Le 15 novembre vers 19 heures, un rançongiciel s’est activé sur des systèmes du CHU de Rouen (cinq hôpitaux, 10 000 salariés, 2 500 lits), rendant inaccessible l’accès à la plupart des applications métiers et d’une partie des postes de travail.

Un rançongiciel est un logiciel malveillant qui chiffre tout ou une partie des données d’un système, le rendant inaccessible à qui ne connaît pas la clé de déchiffrement. Son auteur exige une somme d’argent, souvent en bitcoins, pour l’obtenir.

La propagation du logiciel malveillant aurait été arrêtée le jour même à minuit.

Depuis la direction des systèmes d’information, en collaboration avec l’Agence Nationale de la Sécurité des Systèmes d’information (ANSSI), remettent progressivement en service l’ensemble des applications de l’établissement, par ordre de priorité.

Le centre hospitalier universitaire reconnaît que de nombreux services ont fonctionné en mode dégradé et que le personnel hospitalier a été confronté à des perturbations, notamment dans les modes de traitement informatisés des prescriptions, des comptes rendus ou de la gestion des admissions qui ont dû se faire en mode dégradé, par téléphone ou transmissions papier.

Les difficultés occasionnées n’auraient eu aucune conséquence directe sur le suivi de nos patients, et aucune fuite de données médicales ou personnelles n’aurait été constatée à ce jour.
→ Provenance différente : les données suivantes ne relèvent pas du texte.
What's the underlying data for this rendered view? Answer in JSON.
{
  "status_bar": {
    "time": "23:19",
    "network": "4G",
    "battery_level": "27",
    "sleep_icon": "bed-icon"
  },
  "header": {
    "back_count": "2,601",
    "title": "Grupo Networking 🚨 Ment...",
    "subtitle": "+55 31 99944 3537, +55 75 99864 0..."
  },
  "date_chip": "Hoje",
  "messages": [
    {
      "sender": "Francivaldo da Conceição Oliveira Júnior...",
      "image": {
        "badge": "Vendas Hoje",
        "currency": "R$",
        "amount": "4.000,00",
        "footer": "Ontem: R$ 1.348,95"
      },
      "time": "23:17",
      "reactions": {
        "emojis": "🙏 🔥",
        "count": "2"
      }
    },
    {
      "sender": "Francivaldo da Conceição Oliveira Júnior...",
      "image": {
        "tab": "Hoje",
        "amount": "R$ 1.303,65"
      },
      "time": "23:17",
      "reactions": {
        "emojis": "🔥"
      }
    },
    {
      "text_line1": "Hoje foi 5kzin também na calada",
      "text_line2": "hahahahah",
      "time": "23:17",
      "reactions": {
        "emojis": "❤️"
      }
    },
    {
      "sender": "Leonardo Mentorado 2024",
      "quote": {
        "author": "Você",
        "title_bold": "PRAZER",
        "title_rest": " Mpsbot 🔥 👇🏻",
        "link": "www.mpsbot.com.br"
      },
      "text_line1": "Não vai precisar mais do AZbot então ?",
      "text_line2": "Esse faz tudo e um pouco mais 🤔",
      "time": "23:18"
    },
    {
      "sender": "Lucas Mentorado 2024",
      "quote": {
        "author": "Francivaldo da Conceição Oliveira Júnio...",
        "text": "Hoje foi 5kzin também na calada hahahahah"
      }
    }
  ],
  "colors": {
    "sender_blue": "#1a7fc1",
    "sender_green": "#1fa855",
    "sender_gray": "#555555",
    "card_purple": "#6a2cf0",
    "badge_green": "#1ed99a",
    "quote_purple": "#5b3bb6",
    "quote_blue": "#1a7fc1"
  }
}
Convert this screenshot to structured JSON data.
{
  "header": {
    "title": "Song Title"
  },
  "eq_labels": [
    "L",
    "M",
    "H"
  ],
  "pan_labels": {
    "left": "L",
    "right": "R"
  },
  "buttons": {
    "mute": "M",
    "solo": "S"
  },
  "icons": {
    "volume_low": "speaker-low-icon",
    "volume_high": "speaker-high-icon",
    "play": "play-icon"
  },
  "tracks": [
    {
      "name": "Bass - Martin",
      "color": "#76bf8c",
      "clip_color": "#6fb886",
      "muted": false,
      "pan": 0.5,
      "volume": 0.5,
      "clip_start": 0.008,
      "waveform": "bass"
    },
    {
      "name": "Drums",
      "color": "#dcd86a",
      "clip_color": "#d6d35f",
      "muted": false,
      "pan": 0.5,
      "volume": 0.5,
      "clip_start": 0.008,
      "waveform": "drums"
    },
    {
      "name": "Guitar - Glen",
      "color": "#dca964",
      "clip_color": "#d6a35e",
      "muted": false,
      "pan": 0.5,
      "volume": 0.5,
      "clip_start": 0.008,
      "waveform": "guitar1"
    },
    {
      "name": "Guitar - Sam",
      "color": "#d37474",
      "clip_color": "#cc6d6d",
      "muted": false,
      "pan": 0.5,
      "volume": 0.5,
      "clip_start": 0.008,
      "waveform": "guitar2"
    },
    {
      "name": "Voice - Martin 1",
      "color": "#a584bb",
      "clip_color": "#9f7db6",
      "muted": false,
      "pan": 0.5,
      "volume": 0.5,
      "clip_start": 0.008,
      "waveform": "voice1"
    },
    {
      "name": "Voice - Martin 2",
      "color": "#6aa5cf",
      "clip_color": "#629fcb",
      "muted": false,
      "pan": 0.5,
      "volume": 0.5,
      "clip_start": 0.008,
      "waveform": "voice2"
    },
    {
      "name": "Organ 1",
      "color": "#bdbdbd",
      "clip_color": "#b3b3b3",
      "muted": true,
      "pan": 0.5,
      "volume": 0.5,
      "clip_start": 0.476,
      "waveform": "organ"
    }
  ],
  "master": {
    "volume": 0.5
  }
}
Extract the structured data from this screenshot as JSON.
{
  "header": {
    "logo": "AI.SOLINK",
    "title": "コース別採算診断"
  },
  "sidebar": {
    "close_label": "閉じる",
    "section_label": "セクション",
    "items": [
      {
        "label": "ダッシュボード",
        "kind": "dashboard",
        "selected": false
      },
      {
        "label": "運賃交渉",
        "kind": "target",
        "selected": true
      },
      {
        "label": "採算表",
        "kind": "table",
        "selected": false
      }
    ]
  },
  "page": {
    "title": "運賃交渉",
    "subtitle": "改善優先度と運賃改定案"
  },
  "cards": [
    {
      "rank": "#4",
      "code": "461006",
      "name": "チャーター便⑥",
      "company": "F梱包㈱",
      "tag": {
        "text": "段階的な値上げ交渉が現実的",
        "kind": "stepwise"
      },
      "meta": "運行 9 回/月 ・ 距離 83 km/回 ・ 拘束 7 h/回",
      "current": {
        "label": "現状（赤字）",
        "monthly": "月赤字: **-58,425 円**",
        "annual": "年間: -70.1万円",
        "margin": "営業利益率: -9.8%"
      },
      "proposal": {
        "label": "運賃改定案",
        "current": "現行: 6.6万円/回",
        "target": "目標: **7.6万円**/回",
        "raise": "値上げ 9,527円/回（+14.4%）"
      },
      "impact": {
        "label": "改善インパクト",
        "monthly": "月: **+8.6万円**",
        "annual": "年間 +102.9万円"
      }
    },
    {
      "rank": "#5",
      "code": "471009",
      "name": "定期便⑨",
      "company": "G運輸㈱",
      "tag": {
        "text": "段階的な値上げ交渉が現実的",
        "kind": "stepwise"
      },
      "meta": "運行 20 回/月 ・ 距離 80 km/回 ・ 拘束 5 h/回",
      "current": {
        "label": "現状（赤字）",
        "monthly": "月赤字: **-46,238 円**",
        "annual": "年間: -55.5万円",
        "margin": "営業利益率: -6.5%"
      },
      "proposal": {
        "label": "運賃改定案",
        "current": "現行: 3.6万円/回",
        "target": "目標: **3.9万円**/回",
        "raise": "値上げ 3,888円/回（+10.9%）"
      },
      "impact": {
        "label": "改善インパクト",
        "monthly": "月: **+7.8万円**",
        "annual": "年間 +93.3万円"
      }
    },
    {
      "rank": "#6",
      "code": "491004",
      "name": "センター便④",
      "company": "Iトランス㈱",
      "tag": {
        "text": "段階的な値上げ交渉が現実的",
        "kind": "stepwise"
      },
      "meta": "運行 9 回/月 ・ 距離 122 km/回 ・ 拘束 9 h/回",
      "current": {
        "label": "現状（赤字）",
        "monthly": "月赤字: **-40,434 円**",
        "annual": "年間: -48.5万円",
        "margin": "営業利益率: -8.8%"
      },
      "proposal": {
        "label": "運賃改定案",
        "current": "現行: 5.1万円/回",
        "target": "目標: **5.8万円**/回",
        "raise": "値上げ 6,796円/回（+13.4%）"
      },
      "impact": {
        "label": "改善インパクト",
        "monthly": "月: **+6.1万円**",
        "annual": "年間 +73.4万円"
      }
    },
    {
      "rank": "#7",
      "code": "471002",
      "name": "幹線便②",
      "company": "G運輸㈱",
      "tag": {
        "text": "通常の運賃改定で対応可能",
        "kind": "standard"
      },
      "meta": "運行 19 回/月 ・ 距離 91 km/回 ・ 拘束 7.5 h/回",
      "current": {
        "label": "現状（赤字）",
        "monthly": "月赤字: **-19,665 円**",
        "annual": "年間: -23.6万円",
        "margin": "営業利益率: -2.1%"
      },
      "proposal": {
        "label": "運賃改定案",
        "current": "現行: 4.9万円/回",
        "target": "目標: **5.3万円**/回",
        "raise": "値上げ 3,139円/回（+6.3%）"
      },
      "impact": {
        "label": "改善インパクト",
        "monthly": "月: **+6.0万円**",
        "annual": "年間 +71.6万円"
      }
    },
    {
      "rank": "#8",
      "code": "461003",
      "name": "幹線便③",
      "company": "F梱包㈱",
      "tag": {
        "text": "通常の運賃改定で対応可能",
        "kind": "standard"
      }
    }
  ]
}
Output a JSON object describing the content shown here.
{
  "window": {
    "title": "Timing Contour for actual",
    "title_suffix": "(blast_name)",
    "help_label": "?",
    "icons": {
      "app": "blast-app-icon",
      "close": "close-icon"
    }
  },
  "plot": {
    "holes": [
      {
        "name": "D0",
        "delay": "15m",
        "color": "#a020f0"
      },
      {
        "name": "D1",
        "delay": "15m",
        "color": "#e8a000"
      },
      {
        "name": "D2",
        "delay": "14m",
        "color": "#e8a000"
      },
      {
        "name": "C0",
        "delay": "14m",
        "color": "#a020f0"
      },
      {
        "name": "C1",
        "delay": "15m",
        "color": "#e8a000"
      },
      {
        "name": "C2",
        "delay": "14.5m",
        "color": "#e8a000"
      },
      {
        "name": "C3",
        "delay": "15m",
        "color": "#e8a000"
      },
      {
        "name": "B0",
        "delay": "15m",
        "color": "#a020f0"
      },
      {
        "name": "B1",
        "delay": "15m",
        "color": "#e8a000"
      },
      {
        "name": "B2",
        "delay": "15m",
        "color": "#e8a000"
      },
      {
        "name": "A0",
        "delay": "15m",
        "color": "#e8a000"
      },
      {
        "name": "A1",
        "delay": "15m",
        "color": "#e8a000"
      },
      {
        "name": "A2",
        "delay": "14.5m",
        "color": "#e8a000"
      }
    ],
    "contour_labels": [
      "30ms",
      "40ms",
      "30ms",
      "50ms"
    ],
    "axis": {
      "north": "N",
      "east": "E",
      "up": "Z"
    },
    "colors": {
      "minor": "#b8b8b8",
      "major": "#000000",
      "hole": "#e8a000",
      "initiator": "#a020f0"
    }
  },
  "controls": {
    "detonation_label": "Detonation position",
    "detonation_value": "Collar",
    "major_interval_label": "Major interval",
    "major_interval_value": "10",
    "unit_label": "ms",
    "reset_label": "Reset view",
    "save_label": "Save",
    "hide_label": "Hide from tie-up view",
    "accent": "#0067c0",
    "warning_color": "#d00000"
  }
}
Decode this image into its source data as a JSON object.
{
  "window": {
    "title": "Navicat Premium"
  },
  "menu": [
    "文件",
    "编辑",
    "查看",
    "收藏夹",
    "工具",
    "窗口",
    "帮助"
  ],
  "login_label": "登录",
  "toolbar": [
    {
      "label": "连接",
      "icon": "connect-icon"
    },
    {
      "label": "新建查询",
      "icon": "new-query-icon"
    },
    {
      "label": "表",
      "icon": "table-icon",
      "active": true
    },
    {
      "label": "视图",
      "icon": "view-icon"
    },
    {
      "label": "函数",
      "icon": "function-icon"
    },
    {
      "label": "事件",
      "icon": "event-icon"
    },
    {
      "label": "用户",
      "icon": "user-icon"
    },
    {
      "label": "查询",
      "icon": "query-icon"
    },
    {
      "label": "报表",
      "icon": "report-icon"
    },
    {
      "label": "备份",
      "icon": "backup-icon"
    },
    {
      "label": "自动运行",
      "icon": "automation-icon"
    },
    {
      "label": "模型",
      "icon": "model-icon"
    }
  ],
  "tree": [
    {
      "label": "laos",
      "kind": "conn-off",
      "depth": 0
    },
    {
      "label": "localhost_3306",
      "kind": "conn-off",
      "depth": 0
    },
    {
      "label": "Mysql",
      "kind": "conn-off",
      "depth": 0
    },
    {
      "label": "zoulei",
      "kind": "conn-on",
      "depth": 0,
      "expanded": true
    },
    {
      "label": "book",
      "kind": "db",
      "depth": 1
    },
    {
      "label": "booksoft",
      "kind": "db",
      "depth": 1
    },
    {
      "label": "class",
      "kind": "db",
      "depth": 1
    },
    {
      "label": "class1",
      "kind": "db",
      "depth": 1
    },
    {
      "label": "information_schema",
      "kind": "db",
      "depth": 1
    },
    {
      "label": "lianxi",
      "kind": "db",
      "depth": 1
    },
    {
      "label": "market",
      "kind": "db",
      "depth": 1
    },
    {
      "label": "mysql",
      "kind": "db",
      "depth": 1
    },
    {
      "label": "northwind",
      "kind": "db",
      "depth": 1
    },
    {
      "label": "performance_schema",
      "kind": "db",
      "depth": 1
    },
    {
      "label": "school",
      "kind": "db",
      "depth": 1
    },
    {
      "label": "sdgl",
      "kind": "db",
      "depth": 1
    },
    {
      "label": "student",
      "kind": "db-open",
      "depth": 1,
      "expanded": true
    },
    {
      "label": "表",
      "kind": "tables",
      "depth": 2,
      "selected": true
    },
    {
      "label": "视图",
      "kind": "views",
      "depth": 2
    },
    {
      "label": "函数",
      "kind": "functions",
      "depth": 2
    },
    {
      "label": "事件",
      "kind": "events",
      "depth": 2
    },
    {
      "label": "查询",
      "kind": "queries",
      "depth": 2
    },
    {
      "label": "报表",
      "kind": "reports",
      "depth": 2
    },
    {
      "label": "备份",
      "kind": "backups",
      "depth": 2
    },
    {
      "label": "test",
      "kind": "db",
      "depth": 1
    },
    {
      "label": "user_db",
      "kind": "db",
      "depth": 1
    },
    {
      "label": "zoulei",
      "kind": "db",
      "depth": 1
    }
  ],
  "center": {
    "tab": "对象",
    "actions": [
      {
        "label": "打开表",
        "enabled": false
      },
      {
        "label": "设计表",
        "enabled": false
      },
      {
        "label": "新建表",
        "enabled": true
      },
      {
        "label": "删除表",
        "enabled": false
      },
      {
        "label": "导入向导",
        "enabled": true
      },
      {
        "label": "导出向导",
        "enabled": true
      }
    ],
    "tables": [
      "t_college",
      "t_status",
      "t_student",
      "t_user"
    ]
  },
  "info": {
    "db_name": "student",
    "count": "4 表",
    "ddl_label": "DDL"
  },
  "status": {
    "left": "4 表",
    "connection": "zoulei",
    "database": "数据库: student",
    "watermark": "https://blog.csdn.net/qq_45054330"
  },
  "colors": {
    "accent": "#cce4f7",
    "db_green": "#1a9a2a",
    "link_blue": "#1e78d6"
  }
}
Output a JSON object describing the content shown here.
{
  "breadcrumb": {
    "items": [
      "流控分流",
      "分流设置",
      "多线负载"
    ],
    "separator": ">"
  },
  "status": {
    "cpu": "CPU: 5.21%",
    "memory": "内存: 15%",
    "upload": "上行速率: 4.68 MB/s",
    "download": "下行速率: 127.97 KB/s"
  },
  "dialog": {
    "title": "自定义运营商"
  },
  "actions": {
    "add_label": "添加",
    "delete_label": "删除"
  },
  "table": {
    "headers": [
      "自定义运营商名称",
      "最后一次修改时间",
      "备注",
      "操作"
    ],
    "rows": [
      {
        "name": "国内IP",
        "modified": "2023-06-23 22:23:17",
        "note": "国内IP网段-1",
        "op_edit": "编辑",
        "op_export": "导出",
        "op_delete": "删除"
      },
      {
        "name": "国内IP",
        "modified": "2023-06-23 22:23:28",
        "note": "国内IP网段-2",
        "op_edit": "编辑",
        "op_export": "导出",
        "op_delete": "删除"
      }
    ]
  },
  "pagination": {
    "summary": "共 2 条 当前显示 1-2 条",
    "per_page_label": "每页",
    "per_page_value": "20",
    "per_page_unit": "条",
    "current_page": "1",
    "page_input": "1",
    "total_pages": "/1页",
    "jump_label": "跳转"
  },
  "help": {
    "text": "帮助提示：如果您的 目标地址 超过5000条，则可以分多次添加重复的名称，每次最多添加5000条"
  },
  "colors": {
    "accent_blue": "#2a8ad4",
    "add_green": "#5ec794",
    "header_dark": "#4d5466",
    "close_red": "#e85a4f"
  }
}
D’après le dernier bulletin officiel, le Système d’Information permet de nouveau une prise en charge des patients dans des conditions quasi normales.

Le CHU de Rouen a porté plainte contre X pour accès frauduleux dans un système de traitement automatisé de données et tentative d’extorsion de fonds auprès du parquet de Paris.

 

Les rançongiciels sont l’une des cyberarmes les plus efficaces et les plus lucratives des pirates. Même en payant la rançon, il n’est pas certain de récupérer l’accès aux données et aux systèmes chiffrés.

Les organisations qui ne possèdent pas des sauvegardes en état de marche se retrouvent souvent dans des situations critiques.

Les rançongiciels sont un risque qui touche aussi les particuliers : il peut être utile de profiter des possibilités de sauvegarde ou de stockage dans le nuage, souvent gratuites pour quelques gigaoctets de données.